How to nurture your empathetic skills
In his book, Empathy: Why It Matters, and How to Get It, Roman Krznaric describes how for centuries our culture has framed humans as primarily egocentric beings.
We act in our self-interest (Adam Smith). We compete for survival (Darwin). We are driven by our libido and aggression (Freud).
To nurture your empathy skills, start with letting go of the idea that all humans are inherently selfish, and acknowledge that empathy is part of human nature, too. Empathy helps us build connections and friendships.
Next, start viewing your readers as unique individuals. Seeing people as individuals boosts our empathetic powers. It becomes easier to take their perspective. We can see why they’re stumbling and how we can help.
The web feels anonymous, but your readers are real.
So, don’t write emails to your email list. Don’t talk about your subscribers. Get away from worshipping visitor numbers and clicks.
Each person reading your content is one individual person. Engage. Connect. Ask questions.
Nurture your curiosity
I’ve always been interested in reading about different cultures and finding out how other people live.
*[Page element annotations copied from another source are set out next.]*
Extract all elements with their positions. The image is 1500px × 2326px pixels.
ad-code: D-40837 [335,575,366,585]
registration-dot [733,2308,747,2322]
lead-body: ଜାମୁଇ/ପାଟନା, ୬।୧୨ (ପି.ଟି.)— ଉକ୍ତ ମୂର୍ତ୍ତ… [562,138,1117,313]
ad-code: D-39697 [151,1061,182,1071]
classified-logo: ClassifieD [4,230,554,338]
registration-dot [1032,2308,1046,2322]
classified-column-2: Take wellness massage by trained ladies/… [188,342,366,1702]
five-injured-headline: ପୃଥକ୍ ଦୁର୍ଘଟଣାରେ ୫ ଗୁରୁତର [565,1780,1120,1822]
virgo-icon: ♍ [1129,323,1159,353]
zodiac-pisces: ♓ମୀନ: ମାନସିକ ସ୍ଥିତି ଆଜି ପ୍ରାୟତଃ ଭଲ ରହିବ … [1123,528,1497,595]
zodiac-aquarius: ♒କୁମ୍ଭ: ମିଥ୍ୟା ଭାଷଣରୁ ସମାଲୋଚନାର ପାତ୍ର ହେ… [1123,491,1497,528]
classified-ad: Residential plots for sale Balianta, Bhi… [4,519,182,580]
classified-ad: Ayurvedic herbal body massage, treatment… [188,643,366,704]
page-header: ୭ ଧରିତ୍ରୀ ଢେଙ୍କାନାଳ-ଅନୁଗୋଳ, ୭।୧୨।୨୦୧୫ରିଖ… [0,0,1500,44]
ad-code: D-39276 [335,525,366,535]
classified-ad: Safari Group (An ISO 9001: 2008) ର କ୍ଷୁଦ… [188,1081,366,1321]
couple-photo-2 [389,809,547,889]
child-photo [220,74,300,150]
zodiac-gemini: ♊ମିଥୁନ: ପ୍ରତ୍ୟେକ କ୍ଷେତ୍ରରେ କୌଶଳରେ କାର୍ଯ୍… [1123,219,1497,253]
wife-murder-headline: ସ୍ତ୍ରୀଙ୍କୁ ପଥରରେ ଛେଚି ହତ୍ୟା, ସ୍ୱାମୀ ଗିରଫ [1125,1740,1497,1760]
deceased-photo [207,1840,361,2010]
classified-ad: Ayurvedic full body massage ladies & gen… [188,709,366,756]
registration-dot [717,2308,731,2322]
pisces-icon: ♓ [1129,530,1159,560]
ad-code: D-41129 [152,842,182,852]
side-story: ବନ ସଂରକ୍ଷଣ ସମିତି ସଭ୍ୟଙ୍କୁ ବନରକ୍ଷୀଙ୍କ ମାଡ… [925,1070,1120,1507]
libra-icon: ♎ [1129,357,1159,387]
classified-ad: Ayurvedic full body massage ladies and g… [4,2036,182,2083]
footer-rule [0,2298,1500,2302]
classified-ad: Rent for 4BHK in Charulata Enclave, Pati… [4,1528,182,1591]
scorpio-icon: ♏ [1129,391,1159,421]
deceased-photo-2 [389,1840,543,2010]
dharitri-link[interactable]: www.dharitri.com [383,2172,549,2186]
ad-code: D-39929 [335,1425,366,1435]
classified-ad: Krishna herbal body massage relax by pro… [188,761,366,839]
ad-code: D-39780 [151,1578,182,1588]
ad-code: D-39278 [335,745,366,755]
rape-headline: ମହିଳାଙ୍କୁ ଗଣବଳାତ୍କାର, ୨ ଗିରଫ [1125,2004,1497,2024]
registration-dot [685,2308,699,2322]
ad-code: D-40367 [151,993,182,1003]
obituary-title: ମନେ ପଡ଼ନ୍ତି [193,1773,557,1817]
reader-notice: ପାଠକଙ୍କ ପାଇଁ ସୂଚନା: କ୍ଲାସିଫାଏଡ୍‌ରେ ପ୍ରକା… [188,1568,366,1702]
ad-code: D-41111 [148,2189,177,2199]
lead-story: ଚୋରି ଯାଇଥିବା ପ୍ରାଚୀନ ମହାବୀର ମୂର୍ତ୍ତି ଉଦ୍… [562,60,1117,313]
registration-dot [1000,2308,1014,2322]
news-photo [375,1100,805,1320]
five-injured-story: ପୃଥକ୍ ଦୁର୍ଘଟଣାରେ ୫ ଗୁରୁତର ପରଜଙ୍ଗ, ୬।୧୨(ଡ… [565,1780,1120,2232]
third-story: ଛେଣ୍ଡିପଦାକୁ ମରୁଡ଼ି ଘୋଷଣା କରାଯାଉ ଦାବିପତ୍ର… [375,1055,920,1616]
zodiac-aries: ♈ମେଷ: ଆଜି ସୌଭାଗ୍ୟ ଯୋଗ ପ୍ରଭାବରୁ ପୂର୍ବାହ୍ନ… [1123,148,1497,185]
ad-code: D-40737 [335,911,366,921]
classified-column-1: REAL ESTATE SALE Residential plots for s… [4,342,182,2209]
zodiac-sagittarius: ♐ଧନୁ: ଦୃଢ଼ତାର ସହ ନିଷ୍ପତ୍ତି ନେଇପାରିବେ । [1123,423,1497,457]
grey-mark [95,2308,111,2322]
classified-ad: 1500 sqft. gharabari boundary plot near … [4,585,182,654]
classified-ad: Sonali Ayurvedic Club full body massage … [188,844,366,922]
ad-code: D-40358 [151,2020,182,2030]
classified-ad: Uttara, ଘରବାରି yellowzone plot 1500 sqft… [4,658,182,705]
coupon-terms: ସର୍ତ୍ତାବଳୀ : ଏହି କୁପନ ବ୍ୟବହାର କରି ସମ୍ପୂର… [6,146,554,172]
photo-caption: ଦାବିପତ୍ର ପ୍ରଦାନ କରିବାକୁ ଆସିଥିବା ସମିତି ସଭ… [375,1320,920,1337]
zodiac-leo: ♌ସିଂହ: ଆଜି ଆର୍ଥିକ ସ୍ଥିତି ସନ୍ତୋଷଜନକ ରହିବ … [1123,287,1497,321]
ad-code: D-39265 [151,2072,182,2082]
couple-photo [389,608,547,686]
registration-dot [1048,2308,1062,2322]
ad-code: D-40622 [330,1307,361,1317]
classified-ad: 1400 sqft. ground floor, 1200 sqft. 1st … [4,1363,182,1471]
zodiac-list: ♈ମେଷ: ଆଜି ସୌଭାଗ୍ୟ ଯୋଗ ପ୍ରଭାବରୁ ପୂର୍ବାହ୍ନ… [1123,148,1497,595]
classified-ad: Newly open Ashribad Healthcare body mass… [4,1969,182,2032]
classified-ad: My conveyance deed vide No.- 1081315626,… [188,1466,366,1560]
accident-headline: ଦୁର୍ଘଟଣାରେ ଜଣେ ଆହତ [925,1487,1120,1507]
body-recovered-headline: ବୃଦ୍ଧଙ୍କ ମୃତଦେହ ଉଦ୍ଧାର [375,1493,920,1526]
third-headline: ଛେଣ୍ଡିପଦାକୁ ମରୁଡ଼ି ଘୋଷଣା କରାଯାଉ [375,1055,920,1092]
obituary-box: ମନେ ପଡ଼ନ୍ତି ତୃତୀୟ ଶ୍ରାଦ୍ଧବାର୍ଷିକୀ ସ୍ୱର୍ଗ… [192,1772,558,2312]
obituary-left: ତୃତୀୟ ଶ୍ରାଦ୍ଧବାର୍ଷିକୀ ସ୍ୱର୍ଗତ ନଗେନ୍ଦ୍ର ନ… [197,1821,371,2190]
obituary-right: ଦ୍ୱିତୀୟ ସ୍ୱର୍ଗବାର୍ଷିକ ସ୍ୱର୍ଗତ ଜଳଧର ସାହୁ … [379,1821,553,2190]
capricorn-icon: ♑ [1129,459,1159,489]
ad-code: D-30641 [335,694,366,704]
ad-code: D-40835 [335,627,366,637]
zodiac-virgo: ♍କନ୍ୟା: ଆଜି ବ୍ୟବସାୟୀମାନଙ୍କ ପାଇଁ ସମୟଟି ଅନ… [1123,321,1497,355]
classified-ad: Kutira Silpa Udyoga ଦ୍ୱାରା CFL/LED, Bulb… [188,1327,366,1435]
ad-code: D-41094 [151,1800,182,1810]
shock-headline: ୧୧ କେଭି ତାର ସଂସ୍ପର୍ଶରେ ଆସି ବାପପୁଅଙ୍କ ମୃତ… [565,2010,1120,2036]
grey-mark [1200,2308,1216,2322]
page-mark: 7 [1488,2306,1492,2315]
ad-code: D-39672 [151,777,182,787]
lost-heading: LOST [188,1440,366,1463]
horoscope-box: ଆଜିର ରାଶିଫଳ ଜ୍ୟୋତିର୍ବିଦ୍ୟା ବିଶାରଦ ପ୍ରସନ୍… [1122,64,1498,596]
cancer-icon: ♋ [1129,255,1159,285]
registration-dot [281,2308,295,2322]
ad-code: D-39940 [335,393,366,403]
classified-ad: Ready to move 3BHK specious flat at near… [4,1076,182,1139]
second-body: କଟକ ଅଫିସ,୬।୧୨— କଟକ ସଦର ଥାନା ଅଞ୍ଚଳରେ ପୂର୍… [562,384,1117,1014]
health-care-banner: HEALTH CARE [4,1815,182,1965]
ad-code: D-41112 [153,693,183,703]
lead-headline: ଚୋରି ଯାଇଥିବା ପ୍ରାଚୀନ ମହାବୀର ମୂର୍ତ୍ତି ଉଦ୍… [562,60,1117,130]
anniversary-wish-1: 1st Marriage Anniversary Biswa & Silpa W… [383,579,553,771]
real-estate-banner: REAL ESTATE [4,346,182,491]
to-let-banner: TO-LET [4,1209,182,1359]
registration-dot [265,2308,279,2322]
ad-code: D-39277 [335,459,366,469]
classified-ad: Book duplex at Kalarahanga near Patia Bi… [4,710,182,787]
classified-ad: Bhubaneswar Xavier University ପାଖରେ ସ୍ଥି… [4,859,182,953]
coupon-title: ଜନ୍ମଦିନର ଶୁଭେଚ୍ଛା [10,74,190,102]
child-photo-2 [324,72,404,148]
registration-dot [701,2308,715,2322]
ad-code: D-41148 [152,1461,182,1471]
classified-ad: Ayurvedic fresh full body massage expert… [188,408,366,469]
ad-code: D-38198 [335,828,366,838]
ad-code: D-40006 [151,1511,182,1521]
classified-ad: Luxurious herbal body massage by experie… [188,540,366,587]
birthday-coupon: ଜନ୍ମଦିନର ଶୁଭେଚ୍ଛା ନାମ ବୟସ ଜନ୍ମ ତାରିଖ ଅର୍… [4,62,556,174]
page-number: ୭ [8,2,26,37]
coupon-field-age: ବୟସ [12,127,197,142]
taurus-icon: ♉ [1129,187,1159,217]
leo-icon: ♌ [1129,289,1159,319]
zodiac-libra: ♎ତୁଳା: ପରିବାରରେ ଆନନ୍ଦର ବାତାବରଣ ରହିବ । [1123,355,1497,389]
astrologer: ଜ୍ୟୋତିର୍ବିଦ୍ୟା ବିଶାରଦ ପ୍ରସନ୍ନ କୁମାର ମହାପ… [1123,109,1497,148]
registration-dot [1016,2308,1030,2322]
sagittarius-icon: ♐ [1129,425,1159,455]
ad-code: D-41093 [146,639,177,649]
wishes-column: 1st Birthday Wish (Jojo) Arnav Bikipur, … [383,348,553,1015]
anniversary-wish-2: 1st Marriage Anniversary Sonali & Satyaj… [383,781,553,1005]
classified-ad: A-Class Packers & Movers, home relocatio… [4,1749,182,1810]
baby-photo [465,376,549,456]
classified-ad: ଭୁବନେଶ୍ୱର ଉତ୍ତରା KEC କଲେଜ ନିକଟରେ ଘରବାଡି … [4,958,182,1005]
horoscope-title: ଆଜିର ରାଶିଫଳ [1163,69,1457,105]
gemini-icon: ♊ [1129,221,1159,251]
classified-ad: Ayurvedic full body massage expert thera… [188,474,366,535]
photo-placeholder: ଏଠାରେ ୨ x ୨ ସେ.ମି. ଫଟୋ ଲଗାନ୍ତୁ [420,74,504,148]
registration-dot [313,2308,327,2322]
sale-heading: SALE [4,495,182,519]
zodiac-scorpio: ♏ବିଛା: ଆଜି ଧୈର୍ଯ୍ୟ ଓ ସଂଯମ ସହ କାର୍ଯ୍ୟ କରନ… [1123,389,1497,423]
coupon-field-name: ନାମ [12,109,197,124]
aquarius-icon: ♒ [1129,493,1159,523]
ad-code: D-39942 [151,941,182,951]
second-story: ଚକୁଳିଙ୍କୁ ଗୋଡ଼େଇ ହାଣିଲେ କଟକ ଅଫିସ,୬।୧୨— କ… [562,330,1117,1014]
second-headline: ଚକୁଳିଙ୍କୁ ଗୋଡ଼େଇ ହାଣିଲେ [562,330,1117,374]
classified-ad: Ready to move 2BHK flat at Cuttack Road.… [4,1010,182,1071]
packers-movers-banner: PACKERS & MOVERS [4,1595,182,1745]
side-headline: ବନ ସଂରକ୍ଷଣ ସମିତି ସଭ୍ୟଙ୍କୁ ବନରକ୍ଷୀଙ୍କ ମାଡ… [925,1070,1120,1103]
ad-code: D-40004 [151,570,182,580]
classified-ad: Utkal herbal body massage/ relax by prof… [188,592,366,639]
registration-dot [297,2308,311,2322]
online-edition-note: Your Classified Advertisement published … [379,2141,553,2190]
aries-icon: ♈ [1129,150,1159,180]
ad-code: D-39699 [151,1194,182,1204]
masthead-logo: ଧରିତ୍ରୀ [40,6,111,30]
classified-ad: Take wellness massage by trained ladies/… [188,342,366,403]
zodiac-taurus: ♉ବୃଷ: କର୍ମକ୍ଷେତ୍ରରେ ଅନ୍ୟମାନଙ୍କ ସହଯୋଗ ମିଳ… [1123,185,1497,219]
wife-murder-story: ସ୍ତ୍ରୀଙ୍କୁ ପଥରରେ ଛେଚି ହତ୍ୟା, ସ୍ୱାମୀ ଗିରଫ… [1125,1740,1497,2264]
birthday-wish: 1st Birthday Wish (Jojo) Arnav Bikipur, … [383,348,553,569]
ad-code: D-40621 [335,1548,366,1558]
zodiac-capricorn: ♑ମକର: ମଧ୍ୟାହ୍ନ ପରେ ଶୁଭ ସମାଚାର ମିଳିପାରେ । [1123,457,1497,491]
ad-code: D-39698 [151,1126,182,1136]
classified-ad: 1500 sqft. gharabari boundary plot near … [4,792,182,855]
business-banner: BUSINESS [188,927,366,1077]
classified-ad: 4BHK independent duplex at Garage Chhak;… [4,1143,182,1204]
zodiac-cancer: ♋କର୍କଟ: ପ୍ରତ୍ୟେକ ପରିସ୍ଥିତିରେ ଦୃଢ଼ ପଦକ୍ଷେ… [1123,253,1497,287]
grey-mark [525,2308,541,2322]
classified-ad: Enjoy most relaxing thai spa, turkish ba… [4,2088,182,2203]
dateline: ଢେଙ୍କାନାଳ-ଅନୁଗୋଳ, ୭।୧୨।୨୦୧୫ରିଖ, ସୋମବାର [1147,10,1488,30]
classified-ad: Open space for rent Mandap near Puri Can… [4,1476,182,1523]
In my early twenties, I was lucky to join a summer course in Taiwan.
That course rudely opened my eyes to different perspectives.
At that time, I was a naive romantic. I thought living in harmony with nature was like paradise. This was a time before the internet, email, and cell phones, but I was already feeling overwhelmed by modern urban life.
As part of the course, I went on an anthropological field trip to Orchid Island, just off Taiwan. The island is inhabited by the Tao, indigenous people who migrated to this volcanic island from an archipelago close to the Philippines about 800 years ago.
I discovered that my romantic idea of being one with nature was completely wrong.
There was boredom. Alcohol abuse. Many young people left the island to find a better lifestyle.
My perspective on the world was shattered; and it took me a long time to recover.
We don’t have to travel to nurture empathy and challenge our worldview. Research has suggested that good conversations, reading novels, and watching movies all can increase empathy.
Empathy is not a shortcut for getting rich quick
Empathy is about creating meaningful connections. About learning to understand another person’s perspective. About an intrinsic desire to be compassionate, to do good.
And, as small business owners and solo-flyers, you and I have a big advantage. We don’t have to maximize shareholder value. We can focus on what counts for us. Doing meaningful work. Making tiny ripples.
Empathy makes your work more rewarding.
Because empathy is at the core of human relationships.
And human relationships make life worth living.